La troupe de la Comédie Française était au Parvis mardi et mercredi pour présenter « Le Misanthrope ». Après le succès du Menteur l’année dernière, on se précipite au Parvis. On pense déjà à tout ce que le théâtre a de classique, en particulier quand c’est la maison de Molière qui reprend une de ses pièces majeures. Et en effet, on retrouve les alexandrins et les costumes XVIIème siècle. Mais le classicisme s’arrête la ! Et c’est parti pour 3h d’un misanthrope hors normes.
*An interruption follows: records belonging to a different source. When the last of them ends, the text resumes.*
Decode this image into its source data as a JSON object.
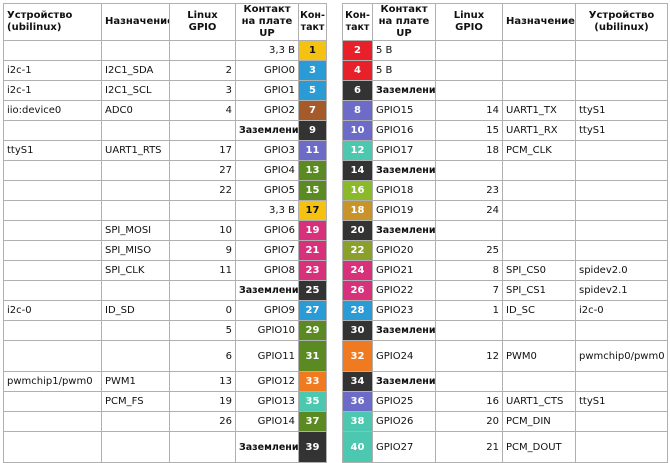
{
  "headers": {
    "left": [
      "Устройство (ubilinux)",
      "Назначение",
      "Linux GPIO",
      "Контакт на плате UP",
      "Кон-такт"
    ],
    "right": [
      "Кон-такт",
      "Контакт на плате UP",
      "Linux GPIO",
      "Назначение",
      "Устройство (ubilinux)"
    ]
  },
  "rows": [
    {
      "tall": false,
      "l": {
        "dev": "",
        "func": "",
        "gpio": "",
        "name": "3,3 В",
        "bold": false,
        "pin": "1",
        "color": "#f5c211",
        "dark": true
      },
      "r": {
        "pin": "2",
        "color": "#e8202a",
        "dark": false,
        "name": "5 В",
        "bold": false,
        "gpio": "",
        "func": "",
        "dev": ""
      }
    },
    {
      "tall": false,
      "l": {
        "dev": "i2c-1",
        "func": "I2C1_SDA",
        "gpio": "2",
        "name": "GPIO0",
        "bold": false,
        "pin": "3",
        "color": "#2b9bd6",
        "dark": false
      },
      "r": {
        "pin": "4",
        "color": "#e8202a",
        "dark": false,
        "name": "5 В",
        "bold": false,
        "gpio": "",
        "func": "",
        "dev": ""
      }
    },
    {
      "tall": false,
      "l": {
        "dev": "i2c-1",
        "func": "I2C1_SCL",
        "gpio": "3",
        "name": "GPIO1",
        "bold": false,
        "pin": "5",
        "color": "#2b9bd6",
        "dark": false
      },
      "r": {
        "pin": "6",
        "color": "#333333",
        "dark": false,
        "name": "Заземление",
        "bold": true,
        "gpio": "",
        "func": "",
        "dev": ""
      }
    },
    {
      "tall": false,
      "l": {
        "dev": "iio:device0",
        "func": "ADC0",
        "gpio": "4",
        "name": "GPIO2",
        "bold": false,
        "pin": "7",
        "color": "#a55a2a",
        "dark": false
      },
      "r": {
        "pin": "8",
        "color": "#6c6cc8",
        "dark": false,
        "name": "GPIO15",
        "bold": false,
        "gpio": "14",
        "func": "UART1_TX",
        "dev": "ttyS1"
      }
    },
    {
      "tall": false,
      "l": {
        "dev": "",
        "func": "",
        "gpio": "",
        "name": "Заземление",
        "bold": true,
        "pin": "9",
        "color": "#333333",
        "dark": false
      },
      "r": {
        "pin": "10",
        "color": "#6c6cc8",
        "dark": false,
        "name": "GPIO16",
        "bold": false,
        "gpio": "15",
        "func": "UART1_RX",
        "dev": "ttyS1"
      }
    },
    {
      "tall": false,
      "l": {
        "dev": "ttyS1",
        "func": "UART1_RTS",
        "gpio": "17",
        "name": "GPIO3",
        "bold": false,
        "pin": "11",
        "color": "#6c6cc8",
        "dark": false
      },
      "r": {
        "pin": "12",
        "color": "#4dc8b0",
        "dark": false,
        "name": "GPIO17",
        "bold": false,
        "gpio": "18",
        "func": "PCM_CLK",
        "dev": ""
      }
    },
    {
      "tall": false,
      "l": {
        "dev": "",
        "func": "",
        "gpio": "27",
        "name": "GPIO4",
        "bold": false,
        "pin": "13",
        "color": "#5c8a22",
        "dark": false
      },
      "r": {
        "pin": "14",
        "color": "#333333",
        "dark": false,
        "name": "Заземление",
        "bold": true,
        "gpio": "",
        "func": "",
        "dev": ""
      }
    },
    {
      "tall": false,
      "l": {
        "dev": "",
        "func": "",
        "gpio": "22",
        "name": "GPIO5",
        "bold": false,
        "pin": "15",
        "color": "#5c8a22",
        "dark": false
      },
      "r": {
        "pin": "16",
        "color": "#8aba2a",
        "dark": false,
        "name": "GPIO18",
        "bold": false,
        "gpio": "23",
        "func": "",
        "dev": ""
      }
    },
    {
      "tall": false,
      "l": {
        "dev": "",
        "func": "",
        "gpio": "",
        "name": "3,3 В",
        "bold": false,
        "pin": "17",
        "color": "#f5c211",
        "dark": true
      },
      "r": {
        "pin": "18",
        "color": "#c8942a",
        "dark": false,
        "name": "GPIO19",
        "bold": false,
        "gpio": "24",
        "func": "",
        "dev": ""
      }
    },
    {
      "tall": false,
      "l": {
        "dev": "",
        "func": "SPI_MOSI",
        "gpio": "10",
        "name": "GPIO6",
        "bold": false,
        "pin": "19",
        "color": "#d6317a",
        "dark": false
      },
      "r": {
        "pin": "20",
        "color": "#333333",
        "dark": false,
        "name": "Заземление",
        "bold": true,
        "gpio": "",
        "func": "",
        "dev": ""
      }
    },
    {
      "tall": false,
      "l": {
        "dev": "",
        "func": "SPI_MISO",
        "gpio": "9",
        "name": "GPIO7",
        "bold": false,
        "pin": "21",
        "color": "#d6317a",
        "dark": false
      },
      "r": {
        "pin": "22",
        "color": "#8aa02a",
        "dark": false,
        "name": "GPIO20",
        "bold": false,
        "gpio": "25",
        "func": "",
        "dev": ""
      }
    },
    {
      "tall": false,
      "l": {
        "dev": "",
        "func": "SPI_CLK",
        "gpio": "11",
        "name": "GPIO8",
        "bold": false,
        "pin": "23",
        "color": "#d6317a",
        "dark": false
      },
      "r": {
        "pin": "24",
        "color": "#d6317a",
        "dark": false,
        "name": "GPIO21",
        "bold": false,
        "gpio": "8",
        "func": "SPI_CS0",
        "dev": "spidev2.0"
      }
    },
    {
      "tall": false,
      "l": {
        "dev": "",
        "func": "",
        "gpio": "",
        "name": "Заземление",
        "bold": true,
        "pin": "25",
        "color": "#333333",
        "dark": false
      },
      "r": {
        "pin": "26",
        "color": "#d6317a",
        "dark": false,
        "name": "GPIO22",
        "bold": false,
        "gpio": "7",
        "func": "SPI_CS1",
        "dev": "spidev2.1"
      }
    },
    {
      "tall": false,
      "l": {
        "dev": "i2c-0",
        "func": "ID_SD",
        "gpio": "0",
        "name": "GPIO9",
        "bold": false,
        "pin": "27",
        "color": "#2b9bd6",
        "dark": false
      },
      "r": {
        "pin": "28",
        "color": "#2b9bd6",
        "dark": false,
        "name": "GPIO23",
        "bold": false,
        "gpio": "1",
        "func": "ID_SC",
        "dev": "i2c-0"
      }
    },
    {
      "tall": false,
      "l": {
        "dev": "",
        "func": "",
        "gpio": "5",
        "name": "GPIO10",
        "bold": false,
        "pin": "29",
        "color": "#5c8a22",
        "dark": false
      },
      "r": {
        "pin": "30",
        "color": "#333333",
        "dark": false,
        "name": "Заземление",
        "bold": true,
        "gpio": "",
        "func": "",
        "dev": ""
      }
    },
    {
      "tall": true,
      "l": {
        "dev": "",
        "func": "",
        "gpio": "6",
        "name": "GPIO11",
        "bold": false,
        "pin": "31",
        "color": "#5c8a22",
        "dark": false
      },
      "r": {
        "pin": "32",
        "color": "#f07a20",
        "dark": false,
        "name": "GPIO24",
        "bold": false,
        "gpio": "12",
        "func": "PWM0",
        "dev": "pwmchip0/pwm0"
      }
    },
    {
      "tall": false,
      "l": {
        "dev": "pwmchip1/pwm0",
        "func": "PWM1",
        "gpio": "13",
        "name": "GPIO12",
        "bold": false,
        "pin": "33",
        "color": "#f07a20",
        "dark": false
      },
      "r": {
        "pin": "34",
        "color": "#333333",
        "dark": false,
        "name": "Заземление",
        "bold": true,
        "gpio": "",
        "func": "",
        "dev": ""
      }
    },
    {
      "tall": false,
      "l": {
        "dev": "",
        "func": "PCM_FS",
        "gpio": "19",
        "name": "GPIO13",
        "bold": false,
        "pin": "35",
        "color": "#4dc8b0",
        "dark": false
      },
      "r": {
        "pin": "36",
        "color": "#6c6cc8",
        "dark": false,
        "name": "GPIO25",
        "bold": false,
        "gpio": "16",
        "func": "UART1_CTS",
        "dev": "ttyS1"
      }
    },
    {
      "tall": false,
      "l": {
        "dev": "",
        "func": "",
        "gpio": "26",
        "name": "GPIO14",
        "bold": false,
        "pin": "37",
        "color": "#5c8a22",
        "dark": false
      },
      "r": {
        "pin": "38",
        "color": "#4dc8b0",
        "dark": false,
        "name": "GPIO26",
        "bold": false,
        "gpio": "20",
        "func": "PCM_DIN",
        "dev": ""
      }
    },
    {
      "tall": true,
      "l": {
        "dev": "",
        "func": "",
        "gpio": "",
        "name": "Заземление",
        "bold": true,
        "pin": "39",
        "color": "#333333",
        "dark": false
      },
      "r": {
        "pin": "40",
        "color": "#4dc8b0",
        "dark": false,
        "name": "GPIO27",
        "bold": false,
        "gpio": "21",
        "func": "PCM_DOUT",
        "dev": ""
      }
    }
  ]
}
Thierry Hancisse joue avec fureur cet « Atrabilaire amoureux ». Il se refuse à toute compromission avec les mesquineries et hypocrisies du genre humain et il est en même temps amoureux de la frivole Célimène, interprétée par Marie-Sophie Ferdane. Il s’enfonce continûment dans cette contradiction pendant les 3 premiers actes. Et le spectateur avec lui… Car c’est assez déroutant ! La scène parait surréaliste : Alceste erre, écrasé par le poids de ses incohérences, les petits marquis en font des tonnes, Arsinoé la prude ressemble à une vamp et Célimène dit son texte comme du rap. On en perd le fil, ballottés par ces mouvements incessants, par ces cris, par un jeu haché. On comprend mal ce qui reste de désirable à cet Alceste qui se traîne comme une épave, aux yeux de Célimène. Bref, à l’entracte, les spectateurs discutent, s’interrogent, quelques uns jettent l’éponge.
On comprend après la reprise qu’ils ont eu tort ! Dès le début du 4e acte, la formule commence à fonctionner et chacun trouve sa place. La mise en scène résolument contemporaine de l’Allemand Lukas Hemleb, prend alors tout son sens. En voulant « épurer la pièce de tous les a priori qui lui collent à la peau », il tend à faire ressortir ce qu’il y a de plus humain dans les personnages d’Alceste et de Célimène. La pièce devient plus intemporelle et universelle, cette approche bien particulière tonifie le texte. Il trouve une profondeur qui ressemble au jeu de transparence des toiles tendues du décor. Alceste finit par se perdre dans les limbes, Célimène disparaît, et le spectateur sort rassuré, récompensé de ses deux premières heures de doute.